Bu durumu dile getirmemin sebebi ise hala bir grup insanın(!) gözlere soka soka malum kahve zincirlerinden fotoğraf paylaşmasıdır. (Bu sadece bir örnektir. Durum detaylandırılabilir.) Basit gibi duran bu eylemin altında fikrimce duyarsızlaşma yatmaktadır. Yapabileceğimiz en basit şey boykot iken bunu bile yapamıyoruz/yapmıyoruz. Her şeyi bir kenara bırakalım, hassasiyet göstermeye çalışan insanların gözüne sokmaya çalışıyoruz. Peki neden? Sorgulanması gereken en büyük problem burada aslında.

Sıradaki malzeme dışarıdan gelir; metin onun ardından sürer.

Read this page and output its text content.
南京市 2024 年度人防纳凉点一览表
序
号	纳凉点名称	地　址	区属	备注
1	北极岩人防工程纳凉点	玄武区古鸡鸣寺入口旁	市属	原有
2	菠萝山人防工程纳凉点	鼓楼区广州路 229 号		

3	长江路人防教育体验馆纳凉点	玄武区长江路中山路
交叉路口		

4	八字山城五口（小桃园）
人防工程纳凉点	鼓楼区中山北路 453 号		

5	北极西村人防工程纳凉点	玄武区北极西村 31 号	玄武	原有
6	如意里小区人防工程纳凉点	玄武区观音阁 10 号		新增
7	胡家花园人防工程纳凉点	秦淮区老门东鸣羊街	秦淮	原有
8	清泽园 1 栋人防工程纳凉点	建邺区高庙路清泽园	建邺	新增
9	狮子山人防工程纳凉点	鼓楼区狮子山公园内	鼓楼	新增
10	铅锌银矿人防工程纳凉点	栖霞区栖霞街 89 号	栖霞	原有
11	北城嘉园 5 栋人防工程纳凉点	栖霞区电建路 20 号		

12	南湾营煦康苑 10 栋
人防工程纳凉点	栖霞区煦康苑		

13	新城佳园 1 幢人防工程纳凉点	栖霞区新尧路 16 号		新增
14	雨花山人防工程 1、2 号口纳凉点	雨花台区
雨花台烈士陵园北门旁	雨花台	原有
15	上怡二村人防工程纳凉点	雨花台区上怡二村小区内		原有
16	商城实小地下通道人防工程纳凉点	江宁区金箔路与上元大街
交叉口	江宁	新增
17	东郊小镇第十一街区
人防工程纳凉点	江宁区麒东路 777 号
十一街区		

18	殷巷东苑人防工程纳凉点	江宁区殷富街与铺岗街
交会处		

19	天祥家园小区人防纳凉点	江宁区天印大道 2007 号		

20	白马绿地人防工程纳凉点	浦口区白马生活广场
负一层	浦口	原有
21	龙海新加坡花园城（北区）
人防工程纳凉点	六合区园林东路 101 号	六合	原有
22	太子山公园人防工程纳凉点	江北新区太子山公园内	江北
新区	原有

Aslında bahsettiğim durum sadece Gazze ve genel olarak Filistin meselesi ile ilgili değildir. Zulme uğrayan her yer herkes için aynı hassasiyette olmamız gerekmiyor mu? Ne diyordu Ahmet Arif ?
“Nerede bir can ölse,
Oralı olur yüreğim,
Olmalı zaten.
Olmazsa “insan”
Olmaz yüreğim.”
Çok güzel anlatmışsınız hocam😔. Maalesef duyarsızlaştı insan…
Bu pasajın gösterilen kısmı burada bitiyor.